– Но мы еще не все оплатили?

Мама осторожно касается плинтуса моей двери, словно проверяя, не рассыпется ли он.

– Мы ведь не оплатили его, да? –  спрашиваю я.

Она вздыхает.

– Мам.

– Мы могли не уложиться в сроки.

– Ты все сделала, ничего мне не сказав.

– А о чем тут говорить? –  Мама слегка разворачивается, как будто собираясь уходить, и становится тонкой тенью в коридоре.

– Я не хочу учиться в Йеле.

И тут она поднимает на меня глаза. Я жду, когда она спросит почему.

– Они предложили оплатить твое обучение в Йеле, –  тихим голосом говорит мама.

– Мичиган тоже готов оплатить мое обучение.

Она не двигается. Просто стоит и смотрит в дверной проем моей комнаты.

– Я не хочу в Йель. Я лучше останусь дома, чем буду учиться там!

– Мина, пожалуйста. Уже поздно вести себя как мятежный подросток. И ты же всегда хотела учиться в Йеле.

Если кто-нибудь еще раз скажет мне об этом, я закричу, честное слово. Мама собирается уходить.

– Значит, дело в деньгах? –  говорю я.

– Что, прости?

– Ну мне их деньги не нужны, значит, нужны тебе?

У мамы такой вид, словно я дала ей пощечину. Я пытаюсь воззвать к чувству вины, но тщетно. Главное, что я добилась от нее хоть какой-то реакции.

– Дело в отношениях. Мы должны поддерживать связь с ними. С твоим прошлым.

– То есть с папой?

– Мина. –  Мама прикрывает глаза ладонью, как будто на нее направили свет софитов.

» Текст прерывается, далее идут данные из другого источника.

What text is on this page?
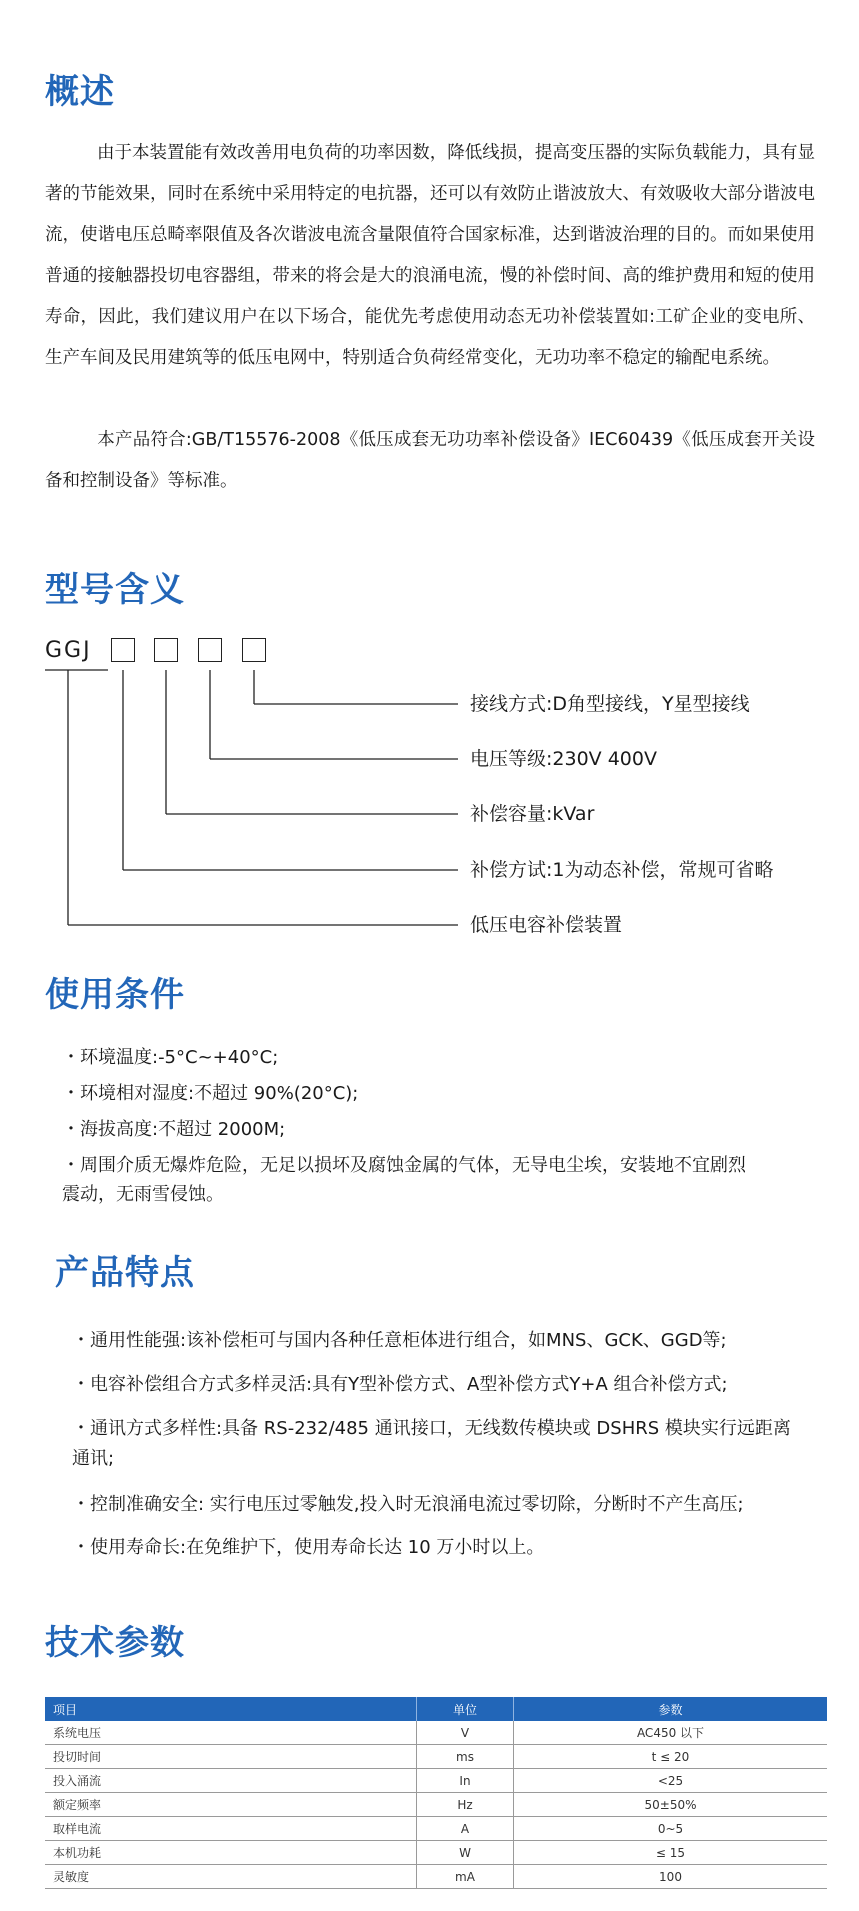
概述

由于本装置能有效改善用电负荷的功率因数，降低线损，提高变压器的实际负载能力，具有显著的节能效果，同时在系统中采用特定的电抗器，还可以有效防止谐波放大、有效吸收大部分谐波电流，使谐电压总畸率限值及各次谐波电流含量限值符合国家标准，达到谐波治理的目的。而如果使用普通的接触器投切电容器组，带来的将会是大的浪涌电流，慢的补偿时间、高的维护费用和短的使用寿命，因此，我们建议用户在以下场合，能优先考虑使用动态无功补偿装置如:工矿企业的变电所、生产车间及民用建筑等的低压电网中，特别适合负荷经常变化，无功功率不稳定的输配电系统。

本产品符合:GB/T15576-2008《低压成套无功功率补偿设备》IEC60439《低压成套开关设备和控制设备》等标准。

型号含义
GGJ
接线方式:D角型接线，Y星型接线
电压等级:230V 400V
补偿容量:kVar
补偿方试:1为动态补偿，常规可省略
低压电容补偿装置
使用条件

・环境温度:-5°C~+40°C;

・环境相对湿度:不超过 90%(20°C);

・海拔高度:不超过 2000M;

・周围介质无爆炸危险，无足以损坏及腐蚀金属的气体，无导电尘埃，安装地不宜剧烈震动，无雨雪侵蚀。

产品特点

・通用性能强:该补偿柜可与国内各种任意柜体进行组合，如MNS、GCK、GGD等;

・电容补偿组合方式多样灵活:具有Y型补偿方式、A型补偿方式Y+A 组合补偿方式;

・通讯方式多样性:具备 RS-232/485 通讯接口，无线数传模块或 DSHRS 模块实行远距离通讯;

・控制准确安全: 实行电压过零触发,投入时无浪涌电流过零切除，分断时不产生高压;

・使用寿命长:在免维护下，使用寿命长达 10 万小时以上。

技术参数
项目	单位	参数
系统电压	V	AC450 以下
投切时间	ms	t ≤ 20
投入涌流	In	<25
额定频率	Hz	50±50%
取样电流	A	0~5
本机功耗	W	≤ 15
灵敏度	mA	100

– Не моя вина, что мы не близки с ними, –  отвечаю я. –  Ты не можешь отправить меня в Йель, чтобы компенсировать это.

– Я пыталась, –  говорит она. –  Эти его друзья, их семьи. Дети твоего возраста.

Внутри у меня все сжимается.

– Они по-прежнему приглашают нас на каникулы. Каждый год. Но когда ты сказала, что больше никогда не поедешь с ними, я не стала спрашивать почему. Я не жаловалась. Я знаю, тебе тяжело заводить новых друзей…

Я отступаю обратно в свою комнату и захлопываю дверь. К горлу подступает тошнота, и мне приходится ущипнуть себя за руку, чтобы прийти в себя. Я стою за дверью и жду, когда мама уйдет.

– Мы отдалились от других не только из-за меня, –  говорит она из коридора.


Утром в понедельник льет как из ведра, а небо такое темное, что я просыпаю, несмотря на будильник. Я оставила очки в ванной Холлис, и мне приходится надеть контактные линзы, но это незначительное неудобство почему-то так сильно выводит меня из себя, что я игнорирую чашку кофе на столе, оставленную для меня мамой, хотя и понимаю, что это извинение.

Из-за дождя Кэплан предлагает подвезти меня до школы, но он опаздывает, потому что ему пришлось подвозить еще и маму. В машине я держусь довольно отстраненно и жду, что Кэплан укажет мне на это, захочет поговорить и будет шутить, пока меня не отпустит, но он молчит. Я вхожу в класс после звонка, похожая на жалкую мокрую крысу. Все пялятся на меня –  наверное, потому что я сильно опоздала. Я сажусь на свое место, бросаю сумку на парту, и тут что-то падает на пол. Это маленький синий слоник, сложенный из бумаги.

Из динамиков раздается голос Кэплана, перемежающийся с помехами. Я осторожно сжимаю слоника в ладони. Одноклассники продолжают пялиться на меня, и я сначала хочу спрятать оригами в сумку, но боюсь испортить его и поэтому возвращаю слоника на прежнее место, поставив его в верхний левый угол стола.

Я нахожу Кэплана у кабинета директора, он по-прежнему не в настроении.

– Ну что, это был кринж?

– О чем ты?

– О приглашении на выпускной.

– В смысле? –  Я стараюсь держать в поле зрения дальний угол коридора. Не хочу, чтобы Куинн застал меня врасплох.

– Я пригласил Холлис на выпускной по громкой связи. Ты что, не слышала?